Europe’s first EGNOS airport to guide down giant Beluga aircraft
Pau Pyrénées in southern France has become Europe’s first airport to use the new EGNOS Safety-of-Life Service, to guide aircraft in for landing using only this highly accurate space navigation signal.
Clermont-Ferrand Airport in central France is also set to start using EGNOS – serving mainly business aircraft – while Marseilles Airport should also join them, chosen because it is used by Eurocopter for helicopter certification.
Le Bourget Airport is also scheduled to be equipped with EGNOS by the time the Paris Air Show starts in June.
The European Geostationary Navigation Overlay System (EGNOS) combines geostationary satellites with a network of ground stations to sharpen the accuracy of and integrity of GPS signals across Europe.
On 2 March the EGNOS Safety-of-Life Service was officially made available for the safety-critical task of providing vertical guidance to aircraft on final approach.
This represents the culmination of 15 years work by ESA, the European Commission, the EGNOS Operator and Infrastructure Group - a club of seven European Air Navigation Service Providers - and Eurocontrol, the European Organisation for the Safety of Air Navigation.
Eurocontrol is now working with the air navigation service providers in Europe, the airspace users and the national civil aviation authorities to promote the use of EGNOS. France’s Directorate General for Civil Aviation (DGAC) is among their most active partners.
“Before a suitably equipped aircraft can perform EGNOS-based approaches to any runway, a dedicated approach procedure has to be published,” explained Benoit Roturier of DGAC.
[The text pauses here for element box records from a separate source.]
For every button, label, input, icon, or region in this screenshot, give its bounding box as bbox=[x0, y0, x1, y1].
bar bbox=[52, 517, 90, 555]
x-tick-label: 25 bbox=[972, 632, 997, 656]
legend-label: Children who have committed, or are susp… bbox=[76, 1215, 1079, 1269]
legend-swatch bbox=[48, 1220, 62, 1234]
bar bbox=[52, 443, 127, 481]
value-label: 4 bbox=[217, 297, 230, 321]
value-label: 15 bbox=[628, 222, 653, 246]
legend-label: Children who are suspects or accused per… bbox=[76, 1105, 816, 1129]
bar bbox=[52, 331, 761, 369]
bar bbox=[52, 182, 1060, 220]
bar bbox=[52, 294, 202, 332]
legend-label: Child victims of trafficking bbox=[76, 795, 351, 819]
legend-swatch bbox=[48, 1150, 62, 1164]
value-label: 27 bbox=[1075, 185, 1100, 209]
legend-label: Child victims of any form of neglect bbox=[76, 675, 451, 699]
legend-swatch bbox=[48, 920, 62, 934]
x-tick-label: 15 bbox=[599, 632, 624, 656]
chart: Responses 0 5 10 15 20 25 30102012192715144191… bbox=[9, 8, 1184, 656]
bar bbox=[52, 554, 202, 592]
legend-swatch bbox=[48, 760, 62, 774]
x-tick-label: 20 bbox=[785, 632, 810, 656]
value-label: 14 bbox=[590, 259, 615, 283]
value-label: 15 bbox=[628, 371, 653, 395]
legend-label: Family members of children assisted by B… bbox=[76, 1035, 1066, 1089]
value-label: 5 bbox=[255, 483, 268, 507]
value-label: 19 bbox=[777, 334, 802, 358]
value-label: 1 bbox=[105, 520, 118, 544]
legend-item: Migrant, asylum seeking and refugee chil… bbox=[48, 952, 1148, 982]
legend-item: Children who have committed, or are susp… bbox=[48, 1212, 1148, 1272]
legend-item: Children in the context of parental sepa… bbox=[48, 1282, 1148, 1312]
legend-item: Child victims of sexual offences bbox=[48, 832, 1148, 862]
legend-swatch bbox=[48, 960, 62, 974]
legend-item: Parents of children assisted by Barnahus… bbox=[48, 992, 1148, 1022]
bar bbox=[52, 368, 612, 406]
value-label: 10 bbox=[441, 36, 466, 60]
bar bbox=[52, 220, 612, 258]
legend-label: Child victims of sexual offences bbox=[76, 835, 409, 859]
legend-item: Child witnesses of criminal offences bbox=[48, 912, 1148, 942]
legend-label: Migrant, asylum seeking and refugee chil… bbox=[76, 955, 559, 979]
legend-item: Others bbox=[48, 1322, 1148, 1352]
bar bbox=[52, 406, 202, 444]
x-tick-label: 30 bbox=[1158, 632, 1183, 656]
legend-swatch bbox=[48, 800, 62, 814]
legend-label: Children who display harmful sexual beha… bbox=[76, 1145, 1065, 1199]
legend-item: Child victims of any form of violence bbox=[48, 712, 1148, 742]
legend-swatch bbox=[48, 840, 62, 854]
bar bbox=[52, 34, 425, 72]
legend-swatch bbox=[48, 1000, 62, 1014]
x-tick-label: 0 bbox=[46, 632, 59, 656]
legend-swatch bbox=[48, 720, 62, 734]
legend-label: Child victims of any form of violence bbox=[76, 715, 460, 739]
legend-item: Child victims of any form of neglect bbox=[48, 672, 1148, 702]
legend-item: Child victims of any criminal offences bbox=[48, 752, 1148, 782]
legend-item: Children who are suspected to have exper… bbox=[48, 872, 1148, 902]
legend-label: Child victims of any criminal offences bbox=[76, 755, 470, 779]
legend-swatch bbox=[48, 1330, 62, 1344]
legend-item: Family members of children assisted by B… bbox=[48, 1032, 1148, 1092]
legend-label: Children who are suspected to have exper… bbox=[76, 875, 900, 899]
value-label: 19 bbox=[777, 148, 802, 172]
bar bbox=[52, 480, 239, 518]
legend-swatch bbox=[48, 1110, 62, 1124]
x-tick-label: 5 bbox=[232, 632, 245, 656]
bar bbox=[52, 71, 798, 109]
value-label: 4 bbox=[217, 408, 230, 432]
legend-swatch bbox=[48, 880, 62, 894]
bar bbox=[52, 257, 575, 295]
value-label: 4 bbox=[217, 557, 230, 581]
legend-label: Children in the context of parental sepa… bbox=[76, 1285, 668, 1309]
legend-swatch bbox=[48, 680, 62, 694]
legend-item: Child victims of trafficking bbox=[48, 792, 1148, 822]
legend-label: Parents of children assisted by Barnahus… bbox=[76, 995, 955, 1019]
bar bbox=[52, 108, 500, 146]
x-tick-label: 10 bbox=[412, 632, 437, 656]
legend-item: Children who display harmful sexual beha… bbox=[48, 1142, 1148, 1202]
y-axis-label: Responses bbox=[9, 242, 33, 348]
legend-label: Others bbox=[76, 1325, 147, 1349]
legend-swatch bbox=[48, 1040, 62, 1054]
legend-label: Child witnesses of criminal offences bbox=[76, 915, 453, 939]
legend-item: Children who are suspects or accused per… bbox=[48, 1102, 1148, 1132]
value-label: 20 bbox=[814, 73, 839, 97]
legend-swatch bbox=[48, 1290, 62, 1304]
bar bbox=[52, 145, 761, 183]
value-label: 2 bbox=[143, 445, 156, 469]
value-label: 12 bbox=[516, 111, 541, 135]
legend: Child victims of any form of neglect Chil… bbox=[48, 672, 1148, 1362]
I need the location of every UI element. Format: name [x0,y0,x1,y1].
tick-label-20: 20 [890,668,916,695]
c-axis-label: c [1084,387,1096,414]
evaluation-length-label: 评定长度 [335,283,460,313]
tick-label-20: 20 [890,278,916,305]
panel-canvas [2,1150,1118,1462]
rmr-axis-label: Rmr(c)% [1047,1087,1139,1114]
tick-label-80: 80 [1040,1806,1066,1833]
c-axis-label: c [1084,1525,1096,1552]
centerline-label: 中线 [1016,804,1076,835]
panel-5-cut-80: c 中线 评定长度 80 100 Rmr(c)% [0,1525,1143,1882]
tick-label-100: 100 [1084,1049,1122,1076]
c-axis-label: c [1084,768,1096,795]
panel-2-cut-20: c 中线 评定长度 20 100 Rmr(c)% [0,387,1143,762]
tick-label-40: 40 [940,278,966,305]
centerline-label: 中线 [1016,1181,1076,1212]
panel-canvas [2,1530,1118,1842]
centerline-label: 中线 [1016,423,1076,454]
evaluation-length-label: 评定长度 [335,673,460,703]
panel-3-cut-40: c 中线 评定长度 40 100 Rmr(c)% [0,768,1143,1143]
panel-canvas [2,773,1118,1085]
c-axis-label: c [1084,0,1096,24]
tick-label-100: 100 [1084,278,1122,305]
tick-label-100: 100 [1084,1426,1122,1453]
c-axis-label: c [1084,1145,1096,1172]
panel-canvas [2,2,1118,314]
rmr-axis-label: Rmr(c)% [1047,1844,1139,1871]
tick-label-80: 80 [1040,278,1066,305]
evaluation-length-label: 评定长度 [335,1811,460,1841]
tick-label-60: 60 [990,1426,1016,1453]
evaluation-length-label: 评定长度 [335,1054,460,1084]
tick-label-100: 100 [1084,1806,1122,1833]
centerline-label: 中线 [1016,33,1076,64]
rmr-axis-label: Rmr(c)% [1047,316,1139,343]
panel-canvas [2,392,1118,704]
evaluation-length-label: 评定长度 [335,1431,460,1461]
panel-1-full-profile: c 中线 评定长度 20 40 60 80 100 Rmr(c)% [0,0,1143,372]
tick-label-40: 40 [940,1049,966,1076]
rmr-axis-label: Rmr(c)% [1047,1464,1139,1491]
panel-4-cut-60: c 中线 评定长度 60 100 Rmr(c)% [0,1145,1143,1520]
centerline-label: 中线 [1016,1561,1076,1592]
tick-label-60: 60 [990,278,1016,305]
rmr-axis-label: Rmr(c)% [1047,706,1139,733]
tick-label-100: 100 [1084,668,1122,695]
“We aim to publish as many procedures as we can. By 2020, all of France’s approximately 100 airports should be EGNOS-capable.
“From the point of view of navigation strategy we see many benefits, notably improving safety on smaller runways, where no vertically guided approach is available.
“For instance, the availability of EGNOS-based approaches should prevent such serious accidents as the crash in 1992 involving an Airbus 320 near Strasbourg.
“EGNOS gives reliable vertical guidance everywhere, without any additional local ground-based infrastructure.”
Today France is one of the the European states with the most runways equipped with instrument landing system (ILS) infrastructure, but over time the aim would be to rationalise deployment of this expensive equipment, gradually replacing ILS with EGNOS-based procedures offering more or less the same level of performance.
France aims to target regional airports and smaller airlines serving business travellers first – the same development strategy that has worked well for the Wide Area Augmentation System, the US equivalent of EGNOS.
“Pilots don’t need much retraining, as EGNOS works in much the same way as the current ILS,” added Mr Roturier.
Beluga planes used for transporting Airbus aircraft parts between industrial sites all over Europe will be the first large EGNOS-equipped aircraft, with their first certification flights due to take place later this spring.
“Airbus Transport became interested because their planes go to smaller runways that are not always ILS-equipped, and they use Pau for training,” explained Mr Roturier.
“Eurocontrol, through their ‘EGNOS Pioneers’ programme, helped to equip the Belugas and to develop the first procedure, by sponsoring a consortium led by EGIS-AVIA, a company specialising in air transport.
“The main Airbus company also plans to equip its new A-350 line with EGNOS. The next phase on the avionics side, aiming at expanding the range of EGNOS-equipped users, would be to look at retrofitting existing aircraft.”